Double tax treaties: recognition of losses from a Belgian permanent establishment.
Section 50d (9) Income Tax Act (ITA) excludes a tax exemption in Germany under a double tax treaty where, inter alia, the income is not taxed in the other treaty state.
In a decision of the Supreme Tax Court published on 19 December 2018, the Court held that the term “income” in this context applied to both positive and negative income. Thus, provided that the other conditions set out in Section 50d (9) have been met, losses, which were originally excluded as tax-free treaty income, could, be deducted from domestic taxable income, regardless of the treaty.
Recognition of losses by reason of a conflict of qualification
The German-resident law firm of the appellant, an unlimited German taxpayer, rented offices in Brussels from 1991 to 2010 and from October 1992 onwards, a lawyer was to some extent present in the offices constantly, offering various services, including the provision of advice, information or opinions, which could be invoiced under the federal fee regulations for legal services. Between 1994 and 2004, a lawyer was employed, who also used the office for representative activities.
Following a tax audit, the Belgian tax authorities issued certificates, which stated, inter alia, that the law firm was not regarded as a Belgian tax resident for the purposes of the Belgian/German tax treaty, was not liable to income tax for the fiscal years 1991 to 2007, and that for these periods no loss carry-forward was available. The appellant applied to set off the Belgian losses against his taxable income in Germany.
The question before the Court revolved around whether the expenses incurred by the law firm for the rental of an office in Brussels were to be recognised for German tax purposes in the hands of the appellant. Were the costs deductible as business expenses or were they merely to be considered for the purposes of calculating the tax rate under the progression provisions?

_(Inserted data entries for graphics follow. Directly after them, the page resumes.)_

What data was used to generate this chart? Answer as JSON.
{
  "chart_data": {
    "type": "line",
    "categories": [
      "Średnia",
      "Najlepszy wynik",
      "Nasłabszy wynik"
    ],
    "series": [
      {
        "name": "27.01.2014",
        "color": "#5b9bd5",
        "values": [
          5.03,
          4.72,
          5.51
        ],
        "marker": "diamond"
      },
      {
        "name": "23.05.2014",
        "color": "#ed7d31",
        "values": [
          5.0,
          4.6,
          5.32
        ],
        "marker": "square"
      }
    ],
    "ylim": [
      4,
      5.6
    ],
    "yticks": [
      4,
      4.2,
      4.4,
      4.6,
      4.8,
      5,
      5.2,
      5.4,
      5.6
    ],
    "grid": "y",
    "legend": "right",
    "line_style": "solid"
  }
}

Section 50d (9) No.1 ITA deals with the situation where income is not taxed as a result of a conflict as to how the provisions of a tax treaty are applied/interpreted by the participating treaty states. This may be the case where the designation as to the type of income conflicts, or where facts and circumstances are interpreted differently or where the domestic legislation of the different states leads to a divergent interpretation of the treaty provisions. In these circumstances, Section 50d (9) No.1 ITA allows Germany to tax the income, in that it prohibits the treaty tax exemption.
According to the decision of the Supreme Tax Court published on 19 December 2018, this prohibition applies not only to income/profits but also to losses incurred, so that not only income untaxed in the other state will be taxable in Germany but also losses not recognised in the other state will be available for set off in Germany.
In the circumstances before the Court, Article 14 of the Belgian/German treaty gave the right to tax the income (both positive and negative) of the Brussels office to Belgium. The Supreme Tax Court referred the matter back to the local tax court to decide whether the requirements of Section 50d (9) ITA had been actually met in the circumstances and whether there was an actual conflict of qualification.
The local tax court had allowed the appellant’s appeal and confirmed that that the appellant could deduct the Belgian losses. However, this decision had solely been based on the fact that the Belgian tax authorities had issued the above-mentioned certificates. The Supreme Tax Court held that it was necessary to look into the matter in greater detail and establish whether the income/losses were excluded from taxable income in Belgium because of Belgian domestic tax legislation or whether this exclusion was a result of a conflict of qualification in tax treaty law.
According to the Supreme Tax Court, if it is subsequently established that the exclusion of the income from the Belgian tax base results from Belgian domestic tax legislation, Section 50d (9) No. 1 ITA will not be applicable.